One of the reasons for this contradiction, I think, is aspirational: The people who approve of banning drinking and smoking but favour absolute liberty in areas like sex and drugs tend to be people who’ve already experienced drinking and smoking, either personally or in the lives of family members – but most of them haven’t had the 20-sexual-partners-in-a-week experience, or the “doing cocaine at a rave” experience. But they like to imagine themselves as those kind of people. At the same time, there’s a certain cultural snobbery at play towards chaps from Newcastle with St. Georges Flag tattoos on their bellies who like to get drunk on beer and sing rude songs about the Germans. Ed West wrote something insightful about this recently in reference to holidays: That middle class tendency to imagine that one’s own holiday is much more cultured and sophisticated than the one being enjoyed by the beer-swilling oafs singing songs in the local Piazza.
The other reason is not cultural at all, but political: We’ve shrunken politics, in the west, down to the minutiae.

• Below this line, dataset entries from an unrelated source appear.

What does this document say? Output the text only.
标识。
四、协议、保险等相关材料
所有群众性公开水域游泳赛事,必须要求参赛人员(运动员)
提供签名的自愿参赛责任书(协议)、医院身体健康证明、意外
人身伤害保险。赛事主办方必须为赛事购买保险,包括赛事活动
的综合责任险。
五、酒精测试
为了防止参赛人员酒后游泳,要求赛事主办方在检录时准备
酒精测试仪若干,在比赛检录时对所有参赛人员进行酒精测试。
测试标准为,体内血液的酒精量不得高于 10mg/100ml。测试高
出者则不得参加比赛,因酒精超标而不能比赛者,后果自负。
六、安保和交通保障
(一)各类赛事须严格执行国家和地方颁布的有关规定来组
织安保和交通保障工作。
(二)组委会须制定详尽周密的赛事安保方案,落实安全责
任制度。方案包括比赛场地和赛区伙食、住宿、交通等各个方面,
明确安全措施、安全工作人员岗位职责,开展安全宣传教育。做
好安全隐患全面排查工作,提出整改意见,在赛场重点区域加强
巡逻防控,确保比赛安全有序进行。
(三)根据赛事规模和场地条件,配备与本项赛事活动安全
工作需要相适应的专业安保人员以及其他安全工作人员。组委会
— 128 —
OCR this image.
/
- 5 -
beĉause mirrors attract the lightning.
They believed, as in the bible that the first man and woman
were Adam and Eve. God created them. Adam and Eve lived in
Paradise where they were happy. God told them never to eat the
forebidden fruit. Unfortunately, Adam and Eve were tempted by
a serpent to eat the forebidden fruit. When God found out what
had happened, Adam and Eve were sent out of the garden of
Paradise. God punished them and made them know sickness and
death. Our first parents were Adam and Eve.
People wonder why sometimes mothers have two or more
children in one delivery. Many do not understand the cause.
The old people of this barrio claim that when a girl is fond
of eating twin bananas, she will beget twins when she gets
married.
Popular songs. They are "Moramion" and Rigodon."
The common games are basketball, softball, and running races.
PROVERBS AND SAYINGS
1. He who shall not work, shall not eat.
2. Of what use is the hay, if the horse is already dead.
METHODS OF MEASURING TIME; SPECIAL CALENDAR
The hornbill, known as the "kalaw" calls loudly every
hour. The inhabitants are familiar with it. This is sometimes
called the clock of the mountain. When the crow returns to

I was struck this week that the UK Labour Government is obsessing about a £22billion “black hole” in the UK’s public finances. It sounds bad, to be sure, until you remember that the UK’s annual budget was £1.15 trillion last year, and that £22 billion is less than 2% of the UK’s annual spending. That’s not a “black hole” – it’s a small budgetary deficit, over which the Government and opposition are obsessing. In large part because the state is so big and so all-encompassing that the Labour Government doesn’t seem to feel it could muster even a small saving annually from the massive NHS budget.
As I’ve written here before, the inability of politicians to wrangle the massive state that they have created, and solve any of the major structural problems across society, leaves you with a politics like this: Where problems are invented and prejudices appealed to. Politicians cannot fix your household heating bill, but what they can do for you is make somebody else more miserable than they already are by ruining their Friday night out in the pub. If you’re a struggling family with multiple children and bills to pay, that’s not going to help you, but it might just make you feel like you are missing out on less.
And so this is the state of affairs we live with: People want to legalise the things that they imagine they might one day be the kinds of people who might do those things, and they want to ban the things they don’t like other people doing. In the meantime, the big problems go unaddressed.
I’ll leave you with an example of what I’m talking about, from the UK Tory leadership election. One of the candidates, Tom Tugendhat, wants to give graduates a tax break for a number of years “to help them save for a house”. That’s interesting, and all – but I’d like to hear Tom Tugendhat and other conservatives ask and answer bigger questions, like “why do graduates need a special tax break just to be able to save for a house?” or “why have homes become so unaffordable that people can’t buy them without Government subsidies?”
Those are big problems. Smoking in pub gardens, and drinking in airports, are not big problems. They’re just the only ones politicians have any ideas how to talk about.